It's been a long time, been a long time, been a long lonely, lonely, lonely, lonely, lonely time
Sorry--I'm going to try to do a better job of managing my blog. Not that I have anything of consequence to say or that anyone is reading it. I'm mostly using it to manage the blogs that I enjoy reading as opposed to my own.
Now for something completely different....
I have been intrigued as of late by the Gosselin (Jon & Kate + 8) controversy/fanatacism. I was part of it myself, once. I loved JK+8, couldn't get enough of it. Thought Jon and Kate were the greatest people, couldn't imagine having to walk a mile in their shoes. Then certain things started to rub me the wrong way. I knew from the beginning that Kate wasn't someone I would like in real life, but I pushed that to the back of my head, or rationalized it, saying, "But she's under so much stress. I'd be hard to deal with too!" But as the show dragged on, I found less and less to like about either of the parents, and I find myself sad for the children, who don't even know what life is like without production lighting, cameras in their face, or even what it means to stand in line or pay for things. I worry about the rude awakening the children are going to face when the cameras go away for good (and they will, this is not the Simpsons, one day the show has to end). And I have no way of knowing if Jon & Kate prepare their children for life outside of the show, but I don't feel like they do. I don't think they have even prepared themselves for life after the show.

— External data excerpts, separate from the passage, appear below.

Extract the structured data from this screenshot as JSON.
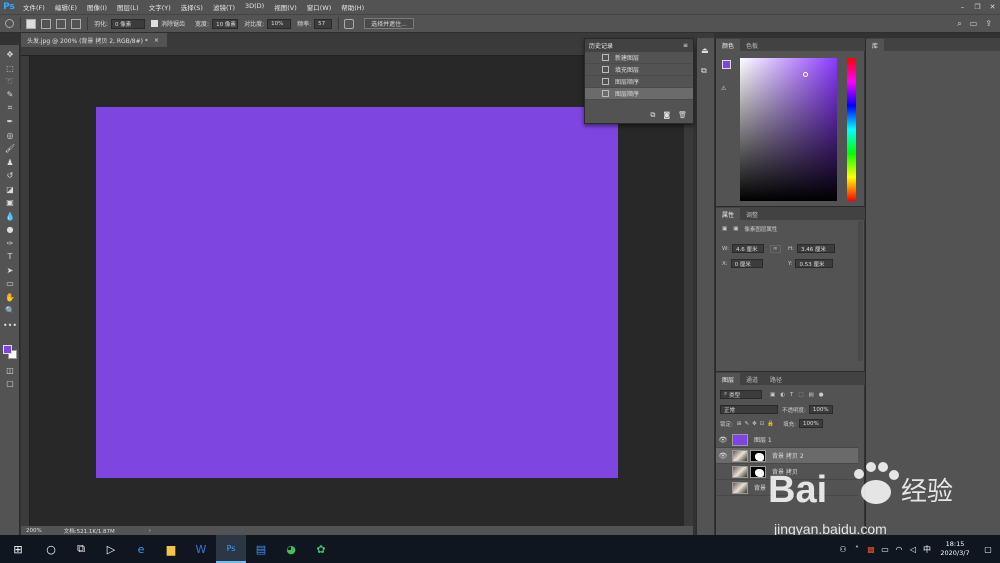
{
  "app": {
    "logo": "Ps"
  },
  "menu": [
    "文件(F)",
    "编辑(E)",
    "图像(I)",
    "图层(L)",
    "文字(Y)",
    "选择(S)",
    "滤镜(T)",
    "3D(D)",
    "视图(V)",
    "窗口(W)",
    "帮助(H)"
  ],
  "window_controls": [
    "–",
    "❐",
    "✕"
  ],
  "options": {
    "feather_label": "羽化:",
    "feather_value": "0 像素",
    "antialias_label": "消除锯齿",
    "width_label": "宽度:",
    "width_value": "10 像素",
    "contrast_label": "对比度:",
    "contrast_value": "10%",
    "frequency_label": "频率:",
    "frequency_value": "57",
    "select_mask_button": "选择并遮住..."
  },
  "document": {
    "tab_title": "头发.jpg @ 200% (背景 拷贝 2, RGB/8#) *",
    "zoom": "200%",
    "doc_info": "文档:521.1K/1.87M",
    "canvas_color": "#7f45e0"
  },
  "history": {
    "title": "历史记录",
    "items": [
      {
        "label": "新建图层",
        "active": false
      },
      {
        "label": "填充图层",
        "active": false
      },
      {
        "label": "图层顺序",
        "active": false
      },
      {
        "label": "图层顺序",
        "active": true
      }
    ]
  },
  "color_panel": {
    "tabs": [
      "颜色",
      "色板"
    ],
    "foreground": "#7f45e0"
  },
  "properties": {
    "tabs": [
      "属性",
      "调整"
    ],
    "subtitle": "像素图层属性",
    "w_label": "W:",
    "w_value": "4.6 厘米",
    "h_label": "H:",
    "h_value": "3.46 厘米",
    "x_label": "X:",
    "x_value": "0 厘米",
    "y_label": "Y:",
    "y_value": "0.53 厘米"
  },
  "layers": {
    "tabs": [
      "图层",
      "通道",
      "路径"
    ],
    "filter_kind": "类型",
    "blend_mode": "正常",
    "opacity_label": "不透明度:",
    "opacity_value": "100%",
    "lock_label": "锁定:",
    "fill_label": "填充:",
    "fill_value": "100%",
    "items": [
      {
        "name": "图层 1",
        "visible": true,
        "active": false
      },
      {
        "name": "背景 拷贝 2",
        "visible": true,
        "active": true
      },
      {
        "name": "背景 拷贝",
        "visible": false,
        "active": false
      },
      {
        "name": "背景",
        "visible": false,
        "active": false
      }
    ]
  },
  "library": {
    "tab": "库"
  },
  "taskbar": {
    "time": "18:15",
    "date": "2020/3/7"
  },
  "watermark": {
    "brand": "Bai",
    "brand2": "经验",
    "url": "jingyan.baidu.com"
  }
}
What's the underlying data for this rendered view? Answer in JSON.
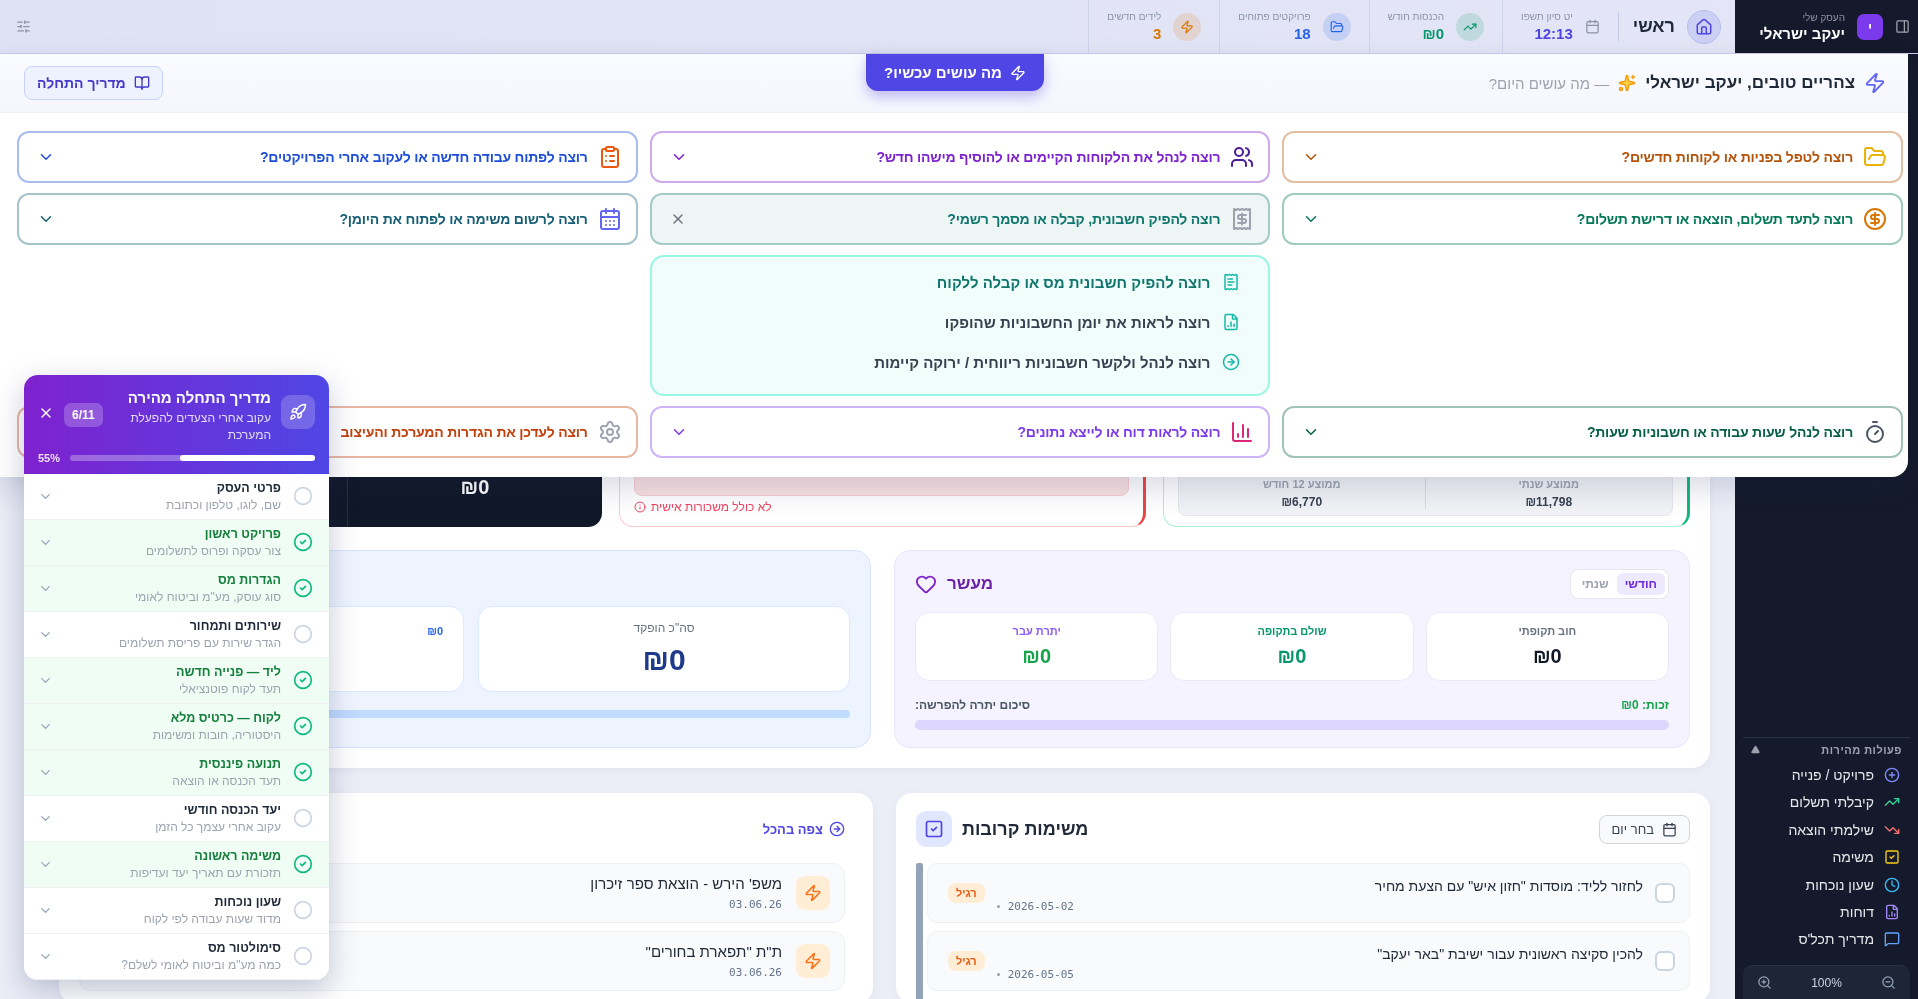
{
  "topbar": {
    "business_label": "העסק שלי",
    "business_name": "יעקב ישראלי",
    "avatar": "י",
    "home": "ראשי",
    "date_label": "יט סיון תשפו",
    "time": "12:13",
    "stats": [
      {
        "label": "הכנסות חודש",
        "value": "₪0",
        "color": "#059669"
      },
      {
        "label": "פרויקטים פתוחים",
        "value": "18",
        "color": "#2563eb"
      },
      {
        "label": "לידים חדשים",
        "value": "3",
        "color": "#d97706"
      }
    ]
  },
  "intent_panel": {
    "greeting": "צהריים טובים, יעקב ישראלי",
    "question": "— מה עושים היום?",
    "now_button": "מה עושים עכשיו?",
    "guide_button": "מדריך התחלה",
    "intents": [
      {
        "label": "רוצה לטפל בפניות או לקוחות חדשים?",
        "color": "#b45309",
        "expanded": false
      },
      {
        "label": "רוצה לנהל את הלקוחות הקיימים או להוסיף מישהו חדש?",
        "color": "#7e22ce",
        "expanded": false
      },
      {
        "label": "רוצה לפתוח עבודה חדשה או לעקוב אחרי הפרויקטים?",
        "color": "#1d4ed8",
        "expanded": false
      },
      {
        "label": "רוצה לתעד תשלום, הוצאה או דרישת תשלום?",
        "color": "#047857",
        "expanded": false
      },
      {
        "label": "רוצה להפיק חשבונית, קבלה או מסמך רשמי?",
        "color": "#0f766e",
        "expanded": true,
        "options": [
          {
            "label": "רוצה להפיק חשבונית מס או קבלה ללקוח",
            "selected": true
          },
          {
            "label": "רוצה לראות את יומן החשבוניות שהופקו",
            "selected": false
          },
          {
            "label": "רוצה לנהל ולקשר חשבוניות ריווחית / ירוקה קיימות",
            "selected": false
          }
        ]
      },
      {
        "label": "רוצה לרשום משימה או לפתוח את היומן?",
        "color": "#155e75",
        "expanded": false
      },
      {
        "label": "רוצה לנהל שעות עבודה או חשבוניות שעות?",
        "color": "#065f46",
        "expanded": false
      },
      {
        "label": "רוצה לראות דוח או לייצא נתונים?",
        "color": "#7c3aed",
        "expanded": false
      },
      {
        "label": "רוצה לעדכן את הגדרות המערכת והעיצוב",
        "color": "#c2410c",
        "expanded": false
      }
    ]
  },
  "dashboard": {
    "stats_cards": [
      {
        "kind": "averages",
        "items": [
          {
            "label": "ממוצע שנתי",
            "value": "₪11,798"
          },
          {
            "label": "ממוצע 12 חודש",
            "value": "₪6,770"
          }
        ]
      },
      {
        "kind": "note",
        "note": "לא כולל משכורות אישית"
      },
      {
        "kind": "total",
        "value": "₪0"
      }
    ],
    "deposits": {
      "total_label": "סה\"כ הופקד",
      "total_value": "₪0",
      "secondary_value": "₪0"
    },
    "tithe": {
      "title": "מעשר",
      "periods": [
        {
          "label": "חודשי",
          "selected": true
        },
        {
          "label": "שנתי",
          "selected": false
        }
      ],
      "cards": [
        {
          "kind": "debt",
          "label": "חוב תקופתי",
          "value": "₪0"
        },
        {
          "kind": "paid",
          "label": "שולם בתקופה",
          "value": "₪0"
        },
        {
          "kind": "carry",
          "label": "יתרת עבר",
          "value": "₪0"
        }
      ],
      "credit": "זכות: ₪0",
      "summary": "סיכום יתרה להפרשה:"
    },
    "tasks": {
      "title": "משימות קרובות",
      "pick_day": "בחר יום",
      "items": [
        {
          "title": "לחזור לליד: מוסדות \"חזון איש\" עם הצעת מחיר",
          "date": "2026-05-02",
          "priority": "רגיל",
          "checked": false
        },
        {
          "title": "להכין סקיצה ראשונית עבור ישיבת \"באר יעקב\"",
          "date": "2026-05-05",
          "priority": "רגיל",
          "checked": false
        }
      ]
    },
    "projects": {
      "view_all": "צפה בהכל",
      "items": [
        {
          "title": "משפ' הירש - הוצאת ספר זיכרון",
          "date": "03.06.26"
        },
        {
          "title": "ת\"ת \"תפארת בחורים\"",
          "date": "03.06.26"
        }
      ]
    }
  },
  "guide": {
    "title": "מדריך התחלה מהירה",
    "subtitle": "עקוב אחרי הצעדים להפעלת המערכת",
    "count": "6/11",
    "percent": "55%",
    "level": 0.55,
    "steps": [
      {
        "title": "פרטי העסק",
        "subtitle": "שם, לוגו, טלפון וכתובת",
        "done": false
      },
      {
        "title": "פרויקט ראשון",
        "subtitle": "צור עסקה ופרוס לתשלומים",
        "done": true
      },
      {
        "title": "הגדרות מס",
        "subtitle": "סוג עוסק, מע\"מ וביטוח לאומי",
        "done": true
      },
      {
        "title": "שירותים ותמחור",
        "subtitle": "הגדר שירות עם פריסת תשלומים",
        "done": false
      },
      {
        "title": "ליד — פנייה חדשה",
        "subtitle": "תעד לקוח פוטנציאלי",
        "done": true
      },
      {
        "title": "לקוח — כרטיס מלא",
        "subtitle": "היסטוריה, חובות ומשימות",
        "done": true
      },
      {
        "title": "תנועה פיננסית",
        "subtitle": "תעד הכנסה או הוצאה",
        "done": true
      },
      {
        "title": "יעד הכנסה חודשי",
        "subtitle": "עקוב אחרי עצמך כל הזמן",
        "done": false
      },
      {
        "title": "משימה ראשונה",
        "subtitle": "תזכורת עם תאריך יעד ועדיפות",
        "done": true
      },
      {
        "title": "שעון נוכחות",
        "subtitle": "מדוד שעות עבודה לפי לקוח",
        "done": false
      },
      {
        "title": "סימולטור מס",
        "subtitle": "כמה מע\"מ וביטוח לאומי לשלם?",
        "done": false
      }
    ]
  },
  "quick_actions": {
    "title": "פעולות מהירות",
    "items": [
      "פרויקט / פנייה",
      "קיבלתי תשלום",
      "שילמתי הוצאה",
      "משימה",
      "שעון נוכחות",
      "דוחות",
      "מדריך תכל'ס"
    ],
    "zoom": "100%"
  }
}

There has been much talk in the blogosphere about editing and giving the viewers what they want. But I have a co-worker who was a contestant on Big Brother and Big Brother All-Stars and was rather infamous during the season they were a cast member, and this co-worker tells me that they can't edit a personality that doesn't exist. Yes I know--different show, different mission, but the idea is the same. Kate has to say the things she says, do the things she does in order for it to get on camera. For example, you can't edit her disgusting response to her own behavior on the "Embarassing Moments" episode. When confronted with her appalling behavior in Toys R Us (yelling 20 yards across the store at her husband to "stop playing with toys, and help me!"), her response is not, "I can't believe how awful I acted, no wonder my kids yell and throw tantrums when they don't get what they want, they learn it from me. I'm trying really hard to change how I behave in those situations. Even though Jon doesn't always help me as much or in the way I would like, I need to change the way I react. It's not respectful to him and it sets a poor example for our children." No--that would be how an adult would behave. Instead, she responds something like this (to Jon): "I do that because you won't help me. If you would just ask me how you can help me, then I wouldn't lose my cool and have to resort to yelling. It's your fault I can't control my temper and act like a buffoon in public." That really happened, people. Not verbatim, I placed my own perceptions of how she sounded, but you get the idea.
I haven't watched the show for about a month, since the Phillies episode, which I watched more for Uncle Cholly and Shane Victorino than the Gosselins. I love my Phils! I am going to work hard tonight to not indulge my guilty pleasure to want to watch the vow renewal episode tonight. I'm kind of hoping that enough people get turned off by their behavior to drop the ratings and get the show canceled. I personally think that's the best thing for the family. Kate and Jon will likely never be the parents I think they should be, but at least the damage wouldn't be magnified by cameras broadcasting their behavior and the effect it has on their children into millions of homes. That's all. For now.